5. Mexico addresses shortages of skills and of labor. When normalcy returns post-pandemic, many of the issues facing manufacturers in the US, Canada and Europe will resume, including lack of labor and skills shortages. In September 2019, for example, the National Association of Manufacturers in the US estimated more than half a million manufacturing jobs went unfilled in the sector. Mexico’s manufacturing labor force skews younger, highly skilled and more desirous of a career in the field. When your labor force is globally diversified, you’re better equipped to handle shortages in one region, as you don’t have all your eggs in one basket.

6. Mexico’s free-floating currency has proven it can handle a crisis. Mexico’s steadily devaluing currency has demonstrated over decades to be a reliable advantage for overseas-based manufacturers in the country. The peso has weakened yet remained stable over time, inspiring confidence from investors. In the two months following the initial appearance of the Coronavirus as a pandemic, for example, Mexico’s peso has decreased over 30% in value. This makes Mexico more attractive to overseas manufacturers compared to other production locations, as our in-depth Mexico currency whitepaper details (though some caveats are worth being aware of).
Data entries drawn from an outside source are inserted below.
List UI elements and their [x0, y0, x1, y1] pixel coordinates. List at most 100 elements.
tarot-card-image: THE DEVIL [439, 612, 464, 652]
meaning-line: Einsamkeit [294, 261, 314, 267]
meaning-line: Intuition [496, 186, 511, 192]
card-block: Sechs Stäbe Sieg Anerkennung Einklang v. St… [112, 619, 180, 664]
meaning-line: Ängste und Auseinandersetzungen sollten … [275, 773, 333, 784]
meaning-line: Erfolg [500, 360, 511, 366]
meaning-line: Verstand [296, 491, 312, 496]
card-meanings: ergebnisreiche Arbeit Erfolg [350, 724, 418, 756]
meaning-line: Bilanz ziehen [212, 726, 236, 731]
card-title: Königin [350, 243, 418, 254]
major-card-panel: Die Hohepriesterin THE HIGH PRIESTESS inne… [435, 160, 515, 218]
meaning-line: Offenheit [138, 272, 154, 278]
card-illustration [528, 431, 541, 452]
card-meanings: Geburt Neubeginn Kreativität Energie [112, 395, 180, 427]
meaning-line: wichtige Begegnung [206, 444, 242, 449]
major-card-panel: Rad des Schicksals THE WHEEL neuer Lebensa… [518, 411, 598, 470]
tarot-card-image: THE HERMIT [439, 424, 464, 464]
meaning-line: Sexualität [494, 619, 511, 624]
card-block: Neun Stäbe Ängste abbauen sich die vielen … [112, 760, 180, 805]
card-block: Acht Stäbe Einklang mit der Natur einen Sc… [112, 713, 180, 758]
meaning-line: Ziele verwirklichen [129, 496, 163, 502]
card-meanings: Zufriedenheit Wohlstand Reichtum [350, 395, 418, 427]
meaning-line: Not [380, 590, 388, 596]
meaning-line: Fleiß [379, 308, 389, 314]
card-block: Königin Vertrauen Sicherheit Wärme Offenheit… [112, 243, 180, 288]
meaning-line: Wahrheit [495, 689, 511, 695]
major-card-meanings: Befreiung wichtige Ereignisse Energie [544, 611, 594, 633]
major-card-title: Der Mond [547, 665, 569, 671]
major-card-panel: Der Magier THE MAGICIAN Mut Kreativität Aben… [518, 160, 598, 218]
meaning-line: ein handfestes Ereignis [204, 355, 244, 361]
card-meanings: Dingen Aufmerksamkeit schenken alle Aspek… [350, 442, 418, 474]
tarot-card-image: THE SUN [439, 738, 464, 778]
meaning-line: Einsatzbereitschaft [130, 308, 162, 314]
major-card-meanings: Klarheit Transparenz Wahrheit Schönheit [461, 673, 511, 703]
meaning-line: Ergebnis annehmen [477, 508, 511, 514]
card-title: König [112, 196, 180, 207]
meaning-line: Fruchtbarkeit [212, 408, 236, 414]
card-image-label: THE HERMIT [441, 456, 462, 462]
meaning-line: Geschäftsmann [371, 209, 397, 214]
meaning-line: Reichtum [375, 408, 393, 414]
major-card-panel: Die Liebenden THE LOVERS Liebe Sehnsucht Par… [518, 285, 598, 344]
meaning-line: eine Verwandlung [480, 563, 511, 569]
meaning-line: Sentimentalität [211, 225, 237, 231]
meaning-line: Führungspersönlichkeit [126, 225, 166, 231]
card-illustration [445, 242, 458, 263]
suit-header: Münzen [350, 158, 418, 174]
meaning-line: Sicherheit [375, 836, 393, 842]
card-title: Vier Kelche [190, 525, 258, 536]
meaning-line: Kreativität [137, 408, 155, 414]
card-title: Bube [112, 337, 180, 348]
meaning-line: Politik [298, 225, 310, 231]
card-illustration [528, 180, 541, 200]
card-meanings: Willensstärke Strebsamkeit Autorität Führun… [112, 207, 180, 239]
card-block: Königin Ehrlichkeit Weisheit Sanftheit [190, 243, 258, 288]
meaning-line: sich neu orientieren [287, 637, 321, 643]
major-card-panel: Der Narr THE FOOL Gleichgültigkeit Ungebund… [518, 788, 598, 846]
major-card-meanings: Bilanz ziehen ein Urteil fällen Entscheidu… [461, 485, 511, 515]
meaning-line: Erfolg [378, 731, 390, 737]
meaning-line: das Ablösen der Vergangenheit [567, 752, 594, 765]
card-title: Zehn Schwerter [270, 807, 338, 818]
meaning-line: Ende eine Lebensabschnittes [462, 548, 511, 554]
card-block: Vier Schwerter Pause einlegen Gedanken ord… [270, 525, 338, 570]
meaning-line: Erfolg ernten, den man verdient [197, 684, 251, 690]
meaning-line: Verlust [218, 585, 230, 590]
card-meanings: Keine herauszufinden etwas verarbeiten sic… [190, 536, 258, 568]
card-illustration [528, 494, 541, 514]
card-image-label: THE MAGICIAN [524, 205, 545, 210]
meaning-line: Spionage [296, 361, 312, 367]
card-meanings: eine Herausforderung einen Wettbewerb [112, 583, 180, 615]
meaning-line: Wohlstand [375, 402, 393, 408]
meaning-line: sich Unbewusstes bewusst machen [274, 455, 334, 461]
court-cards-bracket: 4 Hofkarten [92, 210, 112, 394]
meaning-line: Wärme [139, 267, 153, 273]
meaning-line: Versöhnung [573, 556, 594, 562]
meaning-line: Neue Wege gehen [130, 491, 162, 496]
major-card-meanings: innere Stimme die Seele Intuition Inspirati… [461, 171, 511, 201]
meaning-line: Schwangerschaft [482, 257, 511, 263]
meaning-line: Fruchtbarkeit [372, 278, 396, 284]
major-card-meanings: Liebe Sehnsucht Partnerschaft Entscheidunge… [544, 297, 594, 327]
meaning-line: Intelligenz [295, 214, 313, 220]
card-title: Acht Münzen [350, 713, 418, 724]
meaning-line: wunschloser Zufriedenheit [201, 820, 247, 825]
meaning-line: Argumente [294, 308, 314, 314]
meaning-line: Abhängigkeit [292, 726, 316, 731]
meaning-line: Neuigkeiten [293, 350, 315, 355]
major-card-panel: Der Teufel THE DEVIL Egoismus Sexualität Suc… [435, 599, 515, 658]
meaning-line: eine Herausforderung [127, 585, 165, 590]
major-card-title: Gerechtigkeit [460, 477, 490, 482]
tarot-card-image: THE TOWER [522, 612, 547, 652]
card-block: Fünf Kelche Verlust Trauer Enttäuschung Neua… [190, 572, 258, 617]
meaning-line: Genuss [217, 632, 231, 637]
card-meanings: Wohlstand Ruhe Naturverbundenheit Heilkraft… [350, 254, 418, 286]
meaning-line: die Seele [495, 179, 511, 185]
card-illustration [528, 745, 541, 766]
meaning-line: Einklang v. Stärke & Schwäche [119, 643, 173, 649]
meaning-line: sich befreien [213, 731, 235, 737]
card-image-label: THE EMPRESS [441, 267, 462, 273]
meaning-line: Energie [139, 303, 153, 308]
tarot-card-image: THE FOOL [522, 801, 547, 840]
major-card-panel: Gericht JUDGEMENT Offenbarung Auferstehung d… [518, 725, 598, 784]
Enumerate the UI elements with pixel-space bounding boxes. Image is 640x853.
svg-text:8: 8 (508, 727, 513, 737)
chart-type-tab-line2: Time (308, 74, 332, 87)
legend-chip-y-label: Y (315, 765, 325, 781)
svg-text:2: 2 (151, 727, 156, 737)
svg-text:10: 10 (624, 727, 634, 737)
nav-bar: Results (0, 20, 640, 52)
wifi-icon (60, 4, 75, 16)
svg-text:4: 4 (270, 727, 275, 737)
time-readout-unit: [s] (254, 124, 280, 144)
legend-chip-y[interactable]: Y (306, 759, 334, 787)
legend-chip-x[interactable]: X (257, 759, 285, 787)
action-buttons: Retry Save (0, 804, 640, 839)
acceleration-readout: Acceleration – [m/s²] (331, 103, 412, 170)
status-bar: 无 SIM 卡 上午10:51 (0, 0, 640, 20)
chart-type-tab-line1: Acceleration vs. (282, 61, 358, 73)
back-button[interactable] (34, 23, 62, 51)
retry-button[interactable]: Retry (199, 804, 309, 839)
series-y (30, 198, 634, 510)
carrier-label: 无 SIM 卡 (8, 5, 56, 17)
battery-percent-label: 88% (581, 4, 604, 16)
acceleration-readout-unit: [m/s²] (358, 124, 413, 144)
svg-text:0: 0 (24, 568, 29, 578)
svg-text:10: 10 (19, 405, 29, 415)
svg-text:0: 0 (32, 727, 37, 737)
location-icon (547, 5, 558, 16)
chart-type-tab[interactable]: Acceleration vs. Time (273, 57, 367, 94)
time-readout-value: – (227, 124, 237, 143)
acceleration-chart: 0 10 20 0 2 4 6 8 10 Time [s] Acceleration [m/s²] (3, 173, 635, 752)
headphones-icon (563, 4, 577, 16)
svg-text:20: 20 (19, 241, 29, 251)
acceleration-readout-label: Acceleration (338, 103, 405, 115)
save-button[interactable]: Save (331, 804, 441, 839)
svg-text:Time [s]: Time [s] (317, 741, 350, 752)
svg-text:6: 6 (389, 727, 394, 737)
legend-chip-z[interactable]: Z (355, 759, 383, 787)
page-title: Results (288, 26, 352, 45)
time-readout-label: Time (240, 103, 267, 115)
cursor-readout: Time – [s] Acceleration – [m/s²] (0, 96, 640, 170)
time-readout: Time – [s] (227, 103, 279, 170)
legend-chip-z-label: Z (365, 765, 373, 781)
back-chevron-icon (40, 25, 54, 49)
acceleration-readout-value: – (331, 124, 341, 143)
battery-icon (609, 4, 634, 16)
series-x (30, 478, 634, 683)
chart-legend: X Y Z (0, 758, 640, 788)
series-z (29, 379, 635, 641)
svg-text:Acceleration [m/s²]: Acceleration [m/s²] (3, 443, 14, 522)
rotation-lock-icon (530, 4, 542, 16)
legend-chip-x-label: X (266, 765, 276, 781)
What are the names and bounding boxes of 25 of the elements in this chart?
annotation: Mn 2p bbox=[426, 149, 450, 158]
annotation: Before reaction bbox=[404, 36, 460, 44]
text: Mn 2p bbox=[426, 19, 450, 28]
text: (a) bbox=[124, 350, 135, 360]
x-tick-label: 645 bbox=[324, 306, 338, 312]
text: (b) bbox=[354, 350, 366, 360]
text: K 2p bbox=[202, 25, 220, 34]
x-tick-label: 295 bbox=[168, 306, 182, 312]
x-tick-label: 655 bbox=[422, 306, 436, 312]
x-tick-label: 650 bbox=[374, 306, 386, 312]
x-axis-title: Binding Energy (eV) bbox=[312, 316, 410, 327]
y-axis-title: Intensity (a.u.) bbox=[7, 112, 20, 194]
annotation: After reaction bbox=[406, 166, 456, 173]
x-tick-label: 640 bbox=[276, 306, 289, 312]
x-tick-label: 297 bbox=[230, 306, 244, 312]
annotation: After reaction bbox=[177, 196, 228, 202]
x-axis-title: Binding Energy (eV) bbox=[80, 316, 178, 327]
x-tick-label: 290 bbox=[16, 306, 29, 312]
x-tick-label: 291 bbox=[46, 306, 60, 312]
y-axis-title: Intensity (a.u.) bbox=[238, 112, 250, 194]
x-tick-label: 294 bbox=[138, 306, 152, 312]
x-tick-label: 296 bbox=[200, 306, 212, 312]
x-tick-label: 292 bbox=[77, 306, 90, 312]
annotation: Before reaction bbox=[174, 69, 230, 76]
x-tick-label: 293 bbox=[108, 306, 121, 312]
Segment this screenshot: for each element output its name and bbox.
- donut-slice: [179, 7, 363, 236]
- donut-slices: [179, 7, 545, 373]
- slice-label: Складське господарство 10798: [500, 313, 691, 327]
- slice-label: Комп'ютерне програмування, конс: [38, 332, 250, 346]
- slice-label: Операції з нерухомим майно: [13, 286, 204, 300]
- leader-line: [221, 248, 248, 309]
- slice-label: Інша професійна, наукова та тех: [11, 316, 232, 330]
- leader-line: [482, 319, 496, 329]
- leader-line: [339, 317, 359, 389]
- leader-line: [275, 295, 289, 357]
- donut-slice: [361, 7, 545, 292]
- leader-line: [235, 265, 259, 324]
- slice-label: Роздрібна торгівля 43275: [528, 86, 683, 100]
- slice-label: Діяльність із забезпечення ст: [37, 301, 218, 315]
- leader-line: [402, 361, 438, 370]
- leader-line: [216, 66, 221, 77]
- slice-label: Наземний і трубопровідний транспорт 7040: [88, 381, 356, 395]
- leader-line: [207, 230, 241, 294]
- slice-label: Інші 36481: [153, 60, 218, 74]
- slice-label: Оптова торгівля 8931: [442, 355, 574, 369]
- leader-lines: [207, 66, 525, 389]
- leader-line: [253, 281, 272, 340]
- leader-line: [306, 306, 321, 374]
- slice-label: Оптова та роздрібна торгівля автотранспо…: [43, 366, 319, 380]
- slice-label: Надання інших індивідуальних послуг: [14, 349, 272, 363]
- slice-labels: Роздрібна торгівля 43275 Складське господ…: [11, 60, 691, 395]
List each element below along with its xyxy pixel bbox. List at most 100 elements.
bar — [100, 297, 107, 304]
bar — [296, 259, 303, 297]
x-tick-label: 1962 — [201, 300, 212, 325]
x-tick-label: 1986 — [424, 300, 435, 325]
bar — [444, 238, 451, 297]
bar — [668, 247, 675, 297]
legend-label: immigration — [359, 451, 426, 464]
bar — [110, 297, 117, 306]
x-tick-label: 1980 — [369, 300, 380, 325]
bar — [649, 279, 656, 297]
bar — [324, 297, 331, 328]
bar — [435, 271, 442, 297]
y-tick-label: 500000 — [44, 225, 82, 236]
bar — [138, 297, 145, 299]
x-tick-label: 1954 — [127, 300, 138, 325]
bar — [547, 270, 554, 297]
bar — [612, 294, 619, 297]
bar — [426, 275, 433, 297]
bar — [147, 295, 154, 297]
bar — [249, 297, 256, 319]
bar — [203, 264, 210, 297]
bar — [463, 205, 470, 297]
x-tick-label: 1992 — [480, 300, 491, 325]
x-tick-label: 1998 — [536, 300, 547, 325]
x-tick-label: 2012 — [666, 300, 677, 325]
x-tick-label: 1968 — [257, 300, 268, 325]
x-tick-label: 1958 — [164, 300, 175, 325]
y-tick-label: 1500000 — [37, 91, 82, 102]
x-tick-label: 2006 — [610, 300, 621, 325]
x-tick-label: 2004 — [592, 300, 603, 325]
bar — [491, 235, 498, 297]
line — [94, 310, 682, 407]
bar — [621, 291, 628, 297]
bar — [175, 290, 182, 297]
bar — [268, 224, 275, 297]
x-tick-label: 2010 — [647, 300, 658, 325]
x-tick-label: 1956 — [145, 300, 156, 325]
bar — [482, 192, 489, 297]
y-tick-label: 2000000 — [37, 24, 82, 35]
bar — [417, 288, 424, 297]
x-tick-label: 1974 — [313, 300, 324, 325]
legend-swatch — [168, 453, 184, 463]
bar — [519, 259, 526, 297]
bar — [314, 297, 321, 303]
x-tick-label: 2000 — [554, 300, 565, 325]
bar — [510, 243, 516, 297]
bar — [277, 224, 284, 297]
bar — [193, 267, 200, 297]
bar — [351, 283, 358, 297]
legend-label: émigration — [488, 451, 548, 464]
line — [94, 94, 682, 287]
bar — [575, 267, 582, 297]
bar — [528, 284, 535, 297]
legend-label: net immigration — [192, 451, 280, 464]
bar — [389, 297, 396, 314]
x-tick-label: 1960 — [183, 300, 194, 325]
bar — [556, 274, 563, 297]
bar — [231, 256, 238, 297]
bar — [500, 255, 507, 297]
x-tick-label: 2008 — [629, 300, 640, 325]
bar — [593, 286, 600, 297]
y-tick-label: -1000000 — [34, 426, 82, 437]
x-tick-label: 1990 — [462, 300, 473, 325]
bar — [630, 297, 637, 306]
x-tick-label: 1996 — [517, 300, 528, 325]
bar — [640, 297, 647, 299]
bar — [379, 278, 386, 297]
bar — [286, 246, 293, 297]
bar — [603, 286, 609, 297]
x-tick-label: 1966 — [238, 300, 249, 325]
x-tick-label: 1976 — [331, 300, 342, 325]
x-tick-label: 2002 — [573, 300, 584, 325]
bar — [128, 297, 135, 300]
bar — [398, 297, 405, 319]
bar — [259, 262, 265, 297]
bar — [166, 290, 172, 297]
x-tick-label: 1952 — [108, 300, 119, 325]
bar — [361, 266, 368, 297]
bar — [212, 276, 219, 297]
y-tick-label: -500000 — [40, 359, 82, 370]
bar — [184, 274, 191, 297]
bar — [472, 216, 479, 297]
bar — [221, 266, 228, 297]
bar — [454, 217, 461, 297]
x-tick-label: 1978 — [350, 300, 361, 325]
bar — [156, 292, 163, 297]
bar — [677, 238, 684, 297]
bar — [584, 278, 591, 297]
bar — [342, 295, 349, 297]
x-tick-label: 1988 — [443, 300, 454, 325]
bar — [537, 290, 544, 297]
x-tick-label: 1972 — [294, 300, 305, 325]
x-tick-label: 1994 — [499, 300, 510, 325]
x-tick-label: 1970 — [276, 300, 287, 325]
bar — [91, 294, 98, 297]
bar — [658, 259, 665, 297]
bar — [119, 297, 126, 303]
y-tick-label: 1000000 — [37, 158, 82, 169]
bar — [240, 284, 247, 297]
7. Mexico manufacturing has a track record of quick recovery – just ask our clients. The global pandemic and the subsequent economic downturn that is still unfolding will create hardships for manufacturers the world over. Based on the experiences of Entrada’s Mexico-based clients from past recessionary periods, however, Mexico manufacturing has demonstrated the ability to bounce back from challenging economic times relatively quickly. That’s because Mexico’s competitive labor costs, compared to the US and Canada, make it a natural choice to restart operations in more challenging economic environments.

For certain, the challenges presented by the Coronavirus pandemic and the global downturn that is almost certain to follow are unprecedented. No corner of the world will prove immune to the effects of this virus, and no regional production strategy could overcome the near-global shutdowns and slowdowns we are experiencing. But diversification as a long-term strategy mitigates the risk experienced during more common challenges that could hamper regional operations: political unrest, natural disasters, contained health scares or virus outbreaks, labor strife, tariffs and so forth. Nowhere is risk free, including Mexico. But a diversification strategy that includes Mexico will help companies sustain production and position them well for nearly any crisis that may arise.